Er würde sich freuen, wenn auch Pompeo dazu bereit wäre.

Pompeo legt sich nicht fest

Doch Pompeo, ein enger Vertrauter von US-Präsident Donald Trump, ließ während der Schaltkonferenz nicht erkennen, dass die USA dem Vorschlag folgen werden. Der US-Außenminister habe die Einlassungen der Europäer lediglich zur Kenntnis genommen, sagte der Hohe Beauftragte für die EU-Außenpolitik, Josep Borrell, nach der Sitzung.

Pompeo habe den Vorschlägen nicht zugestimmt, sie aber auch nicht abgelehnt.

Die Zeit dränge, hatte Maas zuvor erklärt. Schon ab dem 1. Juli könnte Israel Teile des Westjordanlands annektieren. Die EU sieht darin eine Gefahr für eine potenzielle Zwei-Staaten-Lösung in der Region.

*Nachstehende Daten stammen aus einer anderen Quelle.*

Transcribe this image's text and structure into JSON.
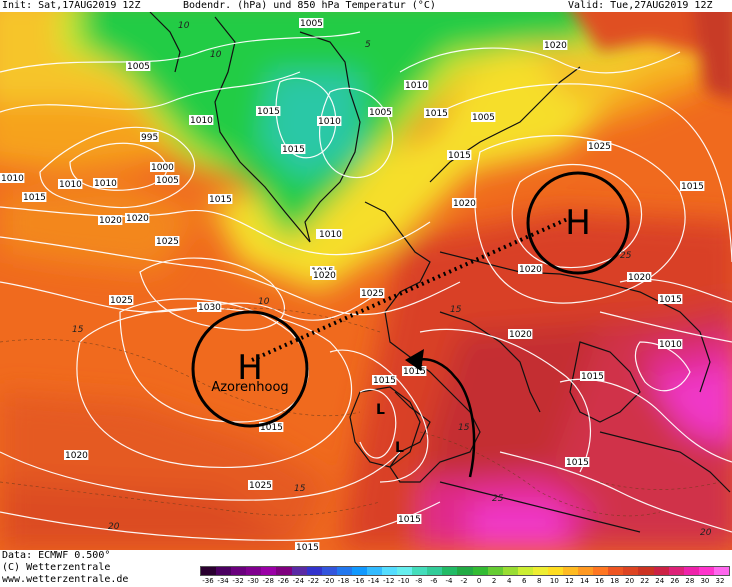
{
  "header": {
    "init": "Init: Sat,17AUG2019 12Z",
    "title": "Bodendr. (hPa) und 850 hPa Temperatur (°C)",
    "valid": "Valid: Tue,27AUG2019 12Z"
  },
  "footer": {
    "data_source": "Data: ECMWF  0.500°",
    "copyright": "(C) Wetterzentrale",
    "website": "www.wetterzentrale.de"
  },
  "annotations": {
    "high_symbol": "H",
    "low_symbol": "L",
    "azores_label": "Azorenhoog"
  },
  "colorbar": {
    "ticks": [
      "-36",
      "-34",
      "-32",
      "-30",
      "-28",
      "-26",
      "-24",
      "-22",
      "-20",
      "-18",
      "-16",
      "-14",
      "-12",
      "-10",
      "-8",
      "-6",
      "-4",
      "-2",
      "0",
      "2",
      "4",
      "6",
      "8",
      "10",
      "12",
      "14",
      "16",
      "18",
      "20",
      "22",
      "24",
      "26",
      "28",
      "30",
      "32"
    ],
    "colors": [
      "#2a0030",
      "#4b0060",
      "#6a007d",
      "#80008f",
      "#9a00a6",
      "#7f007f",
      "#5a2aa5",
      "#3333cc",
      "#3355dd",
      "#2277ee",
      "#1199ff",
      "#33bbff",
      "#55ddff",
      "#66eeee",
      "#44ddbb",
      "#33cc99",
      "#22bb66",
      "#22aa44",
      "#33bb33",
      "#66cc33",
      "#99dd33",
      "#ccee33",
      "#eeee33",
      "#ffdd22",
      "#ffbb22",
      "#ff9922",
      "#ff7722",
      "#ee5522",
      "#dd4422",
      "#cc3322",
      "#cc2244",
      "#dd2277",
      "#ee22aa",
      "#ff33cc",
      "#ff66ee"
    ]
  },
  "map_colors": {
    "warm_orange": "#f06a1e",
    "orange": "#f6a21c",
    "yellow": "#f6de2c",
    "lime": "#c8ea32",
    "green": "#22cc44",
    "teal": "#2cc8a6",
    "red": "#d93f26",
    "dark_red": "#c42d30",
    "magenta": "#e02a8a",
    "pink": "#f038c8"
  },
  "isobar_labels": [
    {
      "text": "1005"
    },
    {
      "text": "1005"
    },
    {
      "text": "1010"
    },
    {
      "text": "1015"
    },
    {
      "text": "1010"
    },
    {
      "text": "1015"
    },
    {
      "text": "1010"
    },
    {
      "text": "1005"
    },
    {
      "text": "1020"
    },
    {
      "text": "1005"
    },
    {
      "text": "1010"
    },
    {
      "text": "1015"
    },
    {
      "text": "1025"
    },
    {
      "text": "1010"
    },
    {
      "text": "1015"
    },
    {
      "text": "1020"
    },
    {
      "text": "1020"
    },
    {
      "text": "1015"
    },
    {
      "text": "1010"
    },
    {
      "text": "1015"
    },
    {
      "text": "1020"
    },
    {
      "text": "1025"
    },
    {
      "text": "995"
    },
    {
      "text": "1000"
    },
    {
      "text": "1005"
    },
    {
      "text": "1010"
    },
    {
      "text": "1015"
    },
    {
      "text": "1020"
    },
    {
      "text": "1025"
    },
    {
      "text": "1025"
    },
    {
      "text": "1030"
    },
    {
      "text": "1020"
    },
    {
      "text": "1025"
    },
    {
      "text": "1010"
    },
    {
      "text": "1020"
    },
    {
      "text": "1015"
    },
    {
      "text": "1010"
    },
    {
      "text": "1015"
    },
    {
      "text": "1015"
    },
    {
      "text": "1015"
    },
    {
      "text": "1015"
    },
    {
      "text": "1015"
    },
    {
      "text": "1020"
    },
    {
      "text": "1020"
    },
    {
      "text": "1015"
    },
    {
      "text": "1015"
    },
    {
      "text": "1015"
    }
  ],
  "temp_labels": [
    {
      "text": "15"
    },
    {
      "text": "20"
    },
    {
      "text": "15"
    },
    {
      "text": "10"
    },
    {
      "text": "15"
    },
    {
      "text": "10"
    },
    {
      "text": "20"
    },
    {
      "text": "25"
    },
    {
      "text": "25"
    },
    {
      "text": "15"
    },
    {
      "text": "5"
    },
    {
      "text": "10"
    }
  ]
}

Dagegen unterstützen die USA eine Annexion.

Verkompliziert wird die Lage, weil sich die EU-Mitgliedsstaaten untereinander nicht einig sind. Luxemburg etwa fordert EU-Sanktionen, sollte Israel Teile des seit 1967 besetzten Westjordanlands annektieren. Auch Frankreich könnte sich für eine robuste Antwort Europas erwärmen. Doch Ungarn und Österreich sind nach Angaben von Diplomaten in Brüssel strikt dagegen.

Kühle Reaktion auf Borrells Vorschlag

Auch der EU-Außenbeauftragte Borrell konnte sich bei der Videokonferenz nicht durchsetzen. Borrell schlug nach eigenen Worten vor, ein neues Dialogformat zwischen Washington und Brüssel einzuführen, um strukturiert über China sprechen zu können. Es gehe darum, mit den USA zusammen eine Antwort auf Basis der gemeinsamen Werte zu finden.

Doch US-Chefdiplomat Pompeo reagierte auf den Vorschlag offenbar kühl und unverbindlich.

Washington setzt im politischen und wirtschaftlichen Streit mit Peking auf einen harten Kurs. Dagegen wollen die Europäer die Streitpunkte, die von der Handelspolitik bis hin zum richtigen Umgang mit der Corona-Krise reichen, auf dem Verhandlungsweg lösen. Am kommenden Montag wird es einen Videogipfel der EU-Spitzen mit der Führung in Peking geben.

Heftige Kritik am Vorgehen Washingtons übte der Grünen-Außenpolitiker Jürgen Trittin. “Die europäisch-amerikanischen Beziehungen sind ein wichtiges Gut. Aber Partnerschaft heißt, die Gesetze des Partners zu akzeptieren. Dieses Prinzip ist aber für die Trump-Administration offensichtlich nichts mehr wert”, sagte Trittin dem RedaktionsNetzwerk Deutschland (RND).

Trittin: “Klare Ansage ist nötig”

Zwischen den USA und Europa krache es derzeit gewaltig, sagte Trittin. Es sei an der Zeit “für eine klare europäische Ansage, dass wir an der Zwei-Staaten-Lösung für Israel und Palästina ohne Wenn und Aber festhalten”, so Trittin: “Besondere Konflikte lösen die extraterritorialen Sanktionen der USA gegen europäische Firmen aus.” Ob es um Handel mit dem Iran gehe oder den Zugang zu Europas Gasmärkten – “die USA versuchen mit Sanktionen, ihre Interessen mit der Brechstange durchzusetzen”.

Washington versuche, US-Recht außerhalb des US-Hoheitsgebietes anzuwenden, sagte Trittin: “Das verstößt gegen internationales wie europäisches Recht. Die Europäische Union muss endlich ihre Unternehmen vor diesen Wildwestmethoden schützen. Europäisches Recht muss in Europa durchgesetzt werden. Das Vorgehen der USA braucht eine reziproke Antwort.”

Das gelte insbesondere für die jüngsten US-Sanktionen gegen Mitglieder des Internationalen Strafgerichtshofs. Es dürfe nicht akzeptiert werden, wenn das Gericht daran gehindert werde, eklatante Menschenrechtsverletzungen in Afghanistan aufzuklären. Trittin: “Nur weil US-Bürger an diesen Taten beteiligt sind, ist ihre Aufklärung nicht tabu.”

Auf die Einreise- und Kontensperren für Angehörige des Internationalen Strafgerichtshofs müsse es eine entsprechende Antwort an die US-Verantwortlichen durch Europa geben.